Asthma in baby allergies


Asthma in baby allergies

Asthma is an inflammatory disease of the airways, characterized by variable and recurring symptoms. It is the most common chronic condition in children, with 9 million kids diagnosed in the United States.

Cause of asthma

Asthma is caused by a combination of genetic and environmental factors, especially pollution.

Some experts point to the fact that nowadays children are raised in a more sterile environment than in the past, which weakens their immune system. Also, some researches prove that the obesity in children may be the cause. As per Dr. Welch, clinical professor at pediatrics at the University of California, San Diego, there is a strong connection between a condition that affects the skin and the one that affects the airways, so if your baby has eczema, she is running a higher risk of developing asthma later on.

But the factor to be blamed the most is pollution: recent study by University of Southern California in L.A. shows that young children who are exposed to near-traffic related pollution, may develop asthma.

Symptoms of asthma

Symptoms of asthma include:

· wheezing

· coughing

· chest tightness

· shortness of breath

Parents should be alert all the time because asthma attack may occur at any time. Symptoms of asthma are often worst at night or in the early morning, or in response to exercise or cold air. Some factors may trigger asthma attack, like allergens or irritants, so it is important to avoid them and learn what to do to prevent asthma attacks.

Asthma prevention

Symptoms can be prevented in many different ways:

· by avoiding triggers (allergens, irritants)

· thanks to breastfeeding

· by following instructions from hygiene hypothesis.

Good news for the children attending day care: studies show that toddlers who were around more children have a lower chance of developing asthma. The same statement concerns pets: allowing pets exposure gives your children somewhat protection from developing asthma and allergies.

Diagnosis

Asthma is usually first diagnosed by parents, worried by a frequent cough and problems with breathing. If any of that occurs, an immediate visit at the doctor’s office is recommended. The doctor will base his diagnosis on the interview and testing. He should consider how often the child experiences wheezing, coughing, breathlessness, nighttime awakenings, how often you need to give your child the medication and how well the lungs are functioning.

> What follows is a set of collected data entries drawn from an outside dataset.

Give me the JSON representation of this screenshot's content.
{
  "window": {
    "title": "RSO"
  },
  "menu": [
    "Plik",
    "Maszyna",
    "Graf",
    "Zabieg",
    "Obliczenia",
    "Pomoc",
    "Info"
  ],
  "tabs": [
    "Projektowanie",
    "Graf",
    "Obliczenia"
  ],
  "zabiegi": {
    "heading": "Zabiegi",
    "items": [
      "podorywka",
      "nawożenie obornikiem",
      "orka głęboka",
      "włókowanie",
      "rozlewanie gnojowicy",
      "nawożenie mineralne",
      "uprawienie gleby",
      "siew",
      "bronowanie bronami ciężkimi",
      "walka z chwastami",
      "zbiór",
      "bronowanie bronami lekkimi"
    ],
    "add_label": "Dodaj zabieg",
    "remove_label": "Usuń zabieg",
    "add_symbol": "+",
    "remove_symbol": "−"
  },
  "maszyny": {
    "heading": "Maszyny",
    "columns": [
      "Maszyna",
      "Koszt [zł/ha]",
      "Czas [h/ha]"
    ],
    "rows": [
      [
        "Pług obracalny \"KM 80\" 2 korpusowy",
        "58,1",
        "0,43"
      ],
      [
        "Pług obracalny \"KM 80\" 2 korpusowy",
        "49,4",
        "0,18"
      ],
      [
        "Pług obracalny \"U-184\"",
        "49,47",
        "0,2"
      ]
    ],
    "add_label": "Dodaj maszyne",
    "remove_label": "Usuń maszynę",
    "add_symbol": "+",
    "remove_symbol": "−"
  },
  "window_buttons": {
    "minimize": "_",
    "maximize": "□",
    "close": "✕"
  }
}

With proper control and appropriate therapy the prognosis is generally good. Some kids may have a dry cold when lying down or when they go out to a cold weather. Remember that coughing is a symptom of asthma, but other things can cause a cough so an accurate diagnosis is the key. The doctor might call your baby’s symptoms “reactive airway disease” instead of asthma. It is because your baby might be too young to perform tests that could help diagnose asthma. The good news is that reactive airway disease might not lead to asthma but regardless of what it’s called, it means that the airways are overreacting to the environment.

Due to the growing level of pollution, we observe a significantly increasing number of people suffering from asthma. In 2010, 300 million people were affected worldwide.

Treatment of asthma

There are two types of medication used to treat asthma in baby allergies:

· medication to ease asthma symptoms quickly by relaxing the smooth muscle in the airways, called “rescue” medications like ProAir or Ventolin

· medication of long-term prevention that reduces inflammation in the airways, called “controller” meds, including inhaled corticosteroids like Flovent or Pulmicort.

Obviously, children with persistent symptoms should always use controller medications. If the inflammation that comes with asthma is untreated, airways functioning can deteriorate.

Remember: asthma doesn’t need to limit your child’s activity: the best way to control your child’s asthma is to use the right medication strategies at the right time, not to limit what your child does.